We rip Hawaii’s tourist industry (and it is an “industry” in every sense of the word) a lot around here (you can read the latest example here) so it’s quite gratifying to read a national magazine taking up the charge on the Mainland.
[T]he fact remains that of the seven million tourists who visit the islands each year, a huge number will experience Hawaii as a Polynesian Disneyland, a place staffed and populated by smiling hula girls ready with leis and hollowed-out pineapples filled with rum.
So writes Nicole Pasulka, a former Honolulu tourism copy writer, in the story “Eddie Is Gone,” which appears in the new Sept. 2012 issue of The Believer.
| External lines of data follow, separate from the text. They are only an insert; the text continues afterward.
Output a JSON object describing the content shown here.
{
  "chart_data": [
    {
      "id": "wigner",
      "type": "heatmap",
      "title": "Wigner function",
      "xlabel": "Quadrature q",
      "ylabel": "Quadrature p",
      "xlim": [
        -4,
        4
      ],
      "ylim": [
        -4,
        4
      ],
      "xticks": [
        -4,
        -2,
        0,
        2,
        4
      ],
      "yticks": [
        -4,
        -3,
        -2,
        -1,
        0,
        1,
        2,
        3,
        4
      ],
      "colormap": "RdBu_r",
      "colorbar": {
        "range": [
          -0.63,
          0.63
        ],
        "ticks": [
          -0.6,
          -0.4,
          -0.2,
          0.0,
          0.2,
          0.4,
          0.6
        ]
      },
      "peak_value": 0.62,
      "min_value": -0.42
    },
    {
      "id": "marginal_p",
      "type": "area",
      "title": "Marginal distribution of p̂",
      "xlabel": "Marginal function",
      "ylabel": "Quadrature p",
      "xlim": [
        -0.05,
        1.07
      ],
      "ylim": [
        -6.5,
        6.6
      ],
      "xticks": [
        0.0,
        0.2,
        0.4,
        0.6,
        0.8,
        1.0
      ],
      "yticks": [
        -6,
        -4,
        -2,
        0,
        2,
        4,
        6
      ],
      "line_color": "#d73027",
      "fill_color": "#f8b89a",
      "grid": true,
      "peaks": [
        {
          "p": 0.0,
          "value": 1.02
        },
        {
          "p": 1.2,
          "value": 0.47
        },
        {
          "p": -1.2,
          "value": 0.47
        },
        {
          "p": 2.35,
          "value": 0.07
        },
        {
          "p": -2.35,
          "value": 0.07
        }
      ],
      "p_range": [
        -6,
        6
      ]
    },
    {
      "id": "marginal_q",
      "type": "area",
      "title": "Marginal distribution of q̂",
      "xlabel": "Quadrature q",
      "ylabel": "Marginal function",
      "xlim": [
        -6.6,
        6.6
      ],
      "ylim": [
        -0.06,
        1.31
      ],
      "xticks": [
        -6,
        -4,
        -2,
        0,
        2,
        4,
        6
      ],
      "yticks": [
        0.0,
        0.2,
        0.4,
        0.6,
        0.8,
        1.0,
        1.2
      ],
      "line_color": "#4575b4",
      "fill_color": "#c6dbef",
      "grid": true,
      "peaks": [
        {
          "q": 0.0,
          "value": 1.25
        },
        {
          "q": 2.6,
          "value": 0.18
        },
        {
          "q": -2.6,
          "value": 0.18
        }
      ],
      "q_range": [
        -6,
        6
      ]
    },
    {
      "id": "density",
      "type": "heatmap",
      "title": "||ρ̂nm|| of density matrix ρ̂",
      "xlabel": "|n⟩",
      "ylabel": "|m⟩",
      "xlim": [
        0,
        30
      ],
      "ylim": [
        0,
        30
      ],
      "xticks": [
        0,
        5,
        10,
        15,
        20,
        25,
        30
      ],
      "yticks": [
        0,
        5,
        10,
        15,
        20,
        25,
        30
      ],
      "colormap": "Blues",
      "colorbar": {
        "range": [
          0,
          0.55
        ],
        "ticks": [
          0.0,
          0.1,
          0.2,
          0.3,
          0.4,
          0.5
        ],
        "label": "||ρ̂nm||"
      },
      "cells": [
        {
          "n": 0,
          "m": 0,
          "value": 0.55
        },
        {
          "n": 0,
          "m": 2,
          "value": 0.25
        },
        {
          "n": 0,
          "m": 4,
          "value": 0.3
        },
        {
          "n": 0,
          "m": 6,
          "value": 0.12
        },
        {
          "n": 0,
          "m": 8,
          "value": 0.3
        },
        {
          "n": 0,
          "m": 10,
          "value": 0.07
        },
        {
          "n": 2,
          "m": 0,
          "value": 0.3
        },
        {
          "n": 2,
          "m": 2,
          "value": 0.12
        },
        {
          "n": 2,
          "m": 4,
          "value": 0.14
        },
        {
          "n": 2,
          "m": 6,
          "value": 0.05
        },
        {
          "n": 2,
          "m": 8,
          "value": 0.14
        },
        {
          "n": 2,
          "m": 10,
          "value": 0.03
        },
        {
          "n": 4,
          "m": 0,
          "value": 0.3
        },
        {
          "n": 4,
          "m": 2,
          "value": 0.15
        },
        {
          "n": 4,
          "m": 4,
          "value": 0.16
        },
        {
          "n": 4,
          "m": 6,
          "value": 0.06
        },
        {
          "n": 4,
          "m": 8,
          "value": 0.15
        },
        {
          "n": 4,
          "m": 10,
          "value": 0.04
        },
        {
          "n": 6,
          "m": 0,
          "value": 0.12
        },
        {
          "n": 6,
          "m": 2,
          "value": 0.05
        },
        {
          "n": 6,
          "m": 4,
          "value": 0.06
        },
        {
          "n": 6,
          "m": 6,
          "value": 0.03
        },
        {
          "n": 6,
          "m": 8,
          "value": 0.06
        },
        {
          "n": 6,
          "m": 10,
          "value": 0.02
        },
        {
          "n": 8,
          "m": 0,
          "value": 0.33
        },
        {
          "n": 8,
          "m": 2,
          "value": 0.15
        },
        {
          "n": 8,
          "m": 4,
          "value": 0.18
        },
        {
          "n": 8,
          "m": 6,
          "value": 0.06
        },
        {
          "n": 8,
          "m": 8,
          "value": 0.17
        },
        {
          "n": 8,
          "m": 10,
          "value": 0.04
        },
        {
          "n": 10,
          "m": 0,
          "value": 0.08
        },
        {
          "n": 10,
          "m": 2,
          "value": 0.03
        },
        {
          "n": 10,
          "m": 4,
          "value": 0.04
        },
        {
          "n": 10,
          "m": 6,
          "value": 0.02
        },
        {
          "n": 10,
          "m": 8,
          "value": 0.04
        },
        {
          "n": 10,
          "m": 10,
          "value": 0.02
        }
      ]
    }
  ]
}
The “Eddie” in the headline is, of course, the late waterman and Hokule’a crewmember Eddie Aikau, and much of the complex story of Aikau’s upbringing, surfing, politics and untimely but heroic death will be familiar to locals.
Still, it’s almost heartwarming to know that Mainlanders who might otherwise not have a clue about the colonial greed, racism and violence that changed Hawaii from a kingdom to United States territory (to say nothing of the complicated racial and class politics that continue to grip Hawaii today) will read passages as this one:
The standard tourist narrative downplays or disregards disease epidemics, violence against native Hawaiians, and movements for native sovereignty. Because who wants to be reminded they’re taking a holiday on illegally annexed land?
Like the plantation economy of the last century, tourism is a harsh mistress that, even when it seeks to be “authentic,” rewrites Hawaii’s history and culture to serve its own purposes. Some day that may change, but as of now, we all firmly live within its grasp.